In tale crisi finanziaria,
ci si convinse che il debito pubblico, in gran parte ereditato
dalla monarchia a dal seguente periodo rivoluzionario, era,
praticamente, impagabile. Il governo decise di accantonare i due
terzi di esso (una specie di bancarotta dei "due terzi"). Il
terzo rimasto, fu inserito nel gran libro del debito pubblico.
Nel 1798, furono emanate nuove tasse, senza però riscuotere
grande successo nelle entrate.
Durante questo periodo, le
armate francesi continuavano il confronto con gli altri imperi
europei. Nella primavera del 1796 si ebbero dei successi in
Germania, facendo arretrare l’esercito austriaco. Ma fu in
Italia che si ebbero i successi decisivi. Le truppe francesi
erano comandate da un giovane generale: Napoleone Bonaparte. Le
sue vittorie costrinsero gli austriaci alla firma del Trattato
di Campoformio del 17 ottobre 1797. Nei due anni successivi i
francesi controllarono quasi tutta la penisola italiana.
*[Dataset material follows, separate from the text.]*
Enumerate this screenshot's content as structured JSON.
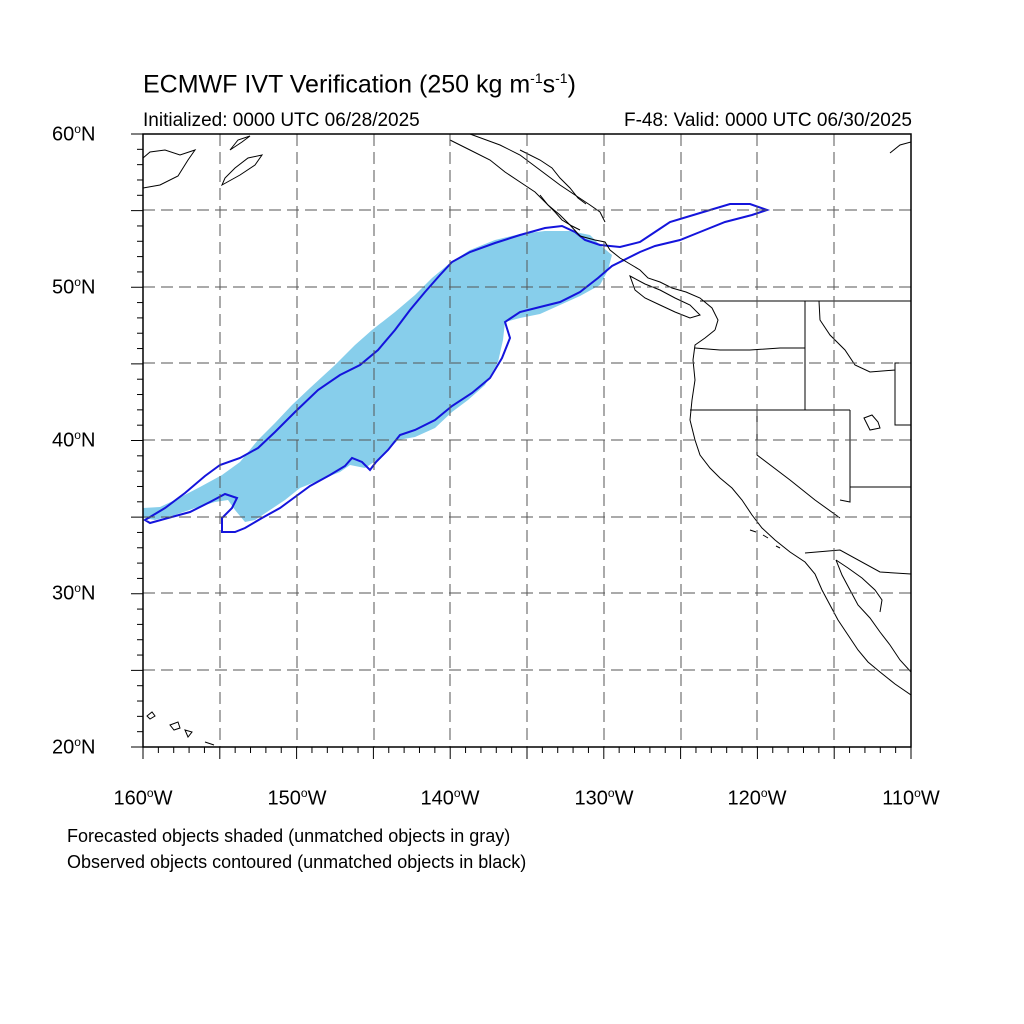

Nacquero una serie di piccole Repubbliche, organizzate sul
modello francese. Le successive vittorie in Egitto di
Napoleone, finalizzate al blocco della via per le Indie del
Regno Unito, terminarono improvvisamente, perché il governo
francese già si preoccupava dell’ascesa politica del giovane
generale (che non nascondeva le sue mire) La contaminazione
francese crescente dell’Europa .preoccupava le monarchie russe,
inglesi e austriache, che ripresero. ben presto, la guerra
contro la Francia. L’esercito di quest’ultima contenne
abbastanza bene l’urto militare, con i generali Brune e Masséna,
ma in Italia, alla fine, tutti i territori conquistati da
Napoleone furono persi. In patria, intanto, la situazione
rischiava di scappare di mano: Il governo, infatti, aveva
iniziato contatti con Luigi XVIII per riportare al potere la
monarchia. Il popolo, non volendo questo, era alla ricerca di un
nuovo uomo forte. Alle notizie che giungevano dalla Francia,
Bonaparte tornò in gran fretta a Parigi. All’involuzione del
Direttorio si rispose con un complotto secondo una strada
opposta. Di esso facevano parte Sieyès ed il fratello di
Napoleone, Luciano Bonaparte, che era anche presidente della
stessa Assemblea dei Cinquecento. Con grande semplicità,
il 9 novembre 1799, ebbe luogo un colpo di stato che dimise il
Direttorio e pose un triumvirato di “consoli”. Facevano parte di
esso, oltre Napoleone Bonaparte, anche Sieyès e Ducos. In
realtà, il potere era già detenuto completamente da Napoleone
Con il suo avvento si chiude il periodo della Rivoluzione. A
dirlo è lo stesso Napoleone, che pronunciò un vero e proprio
atto di chiusura. Egli, infatti disse: “Cittadini, la
rivoluzione è fissata ai principi che l'hanno avviata, essa è
conclusa”. Era apparso sulla scena il nuovo Imperatore, per una
nuova stagione storica in Francia (ed Europa).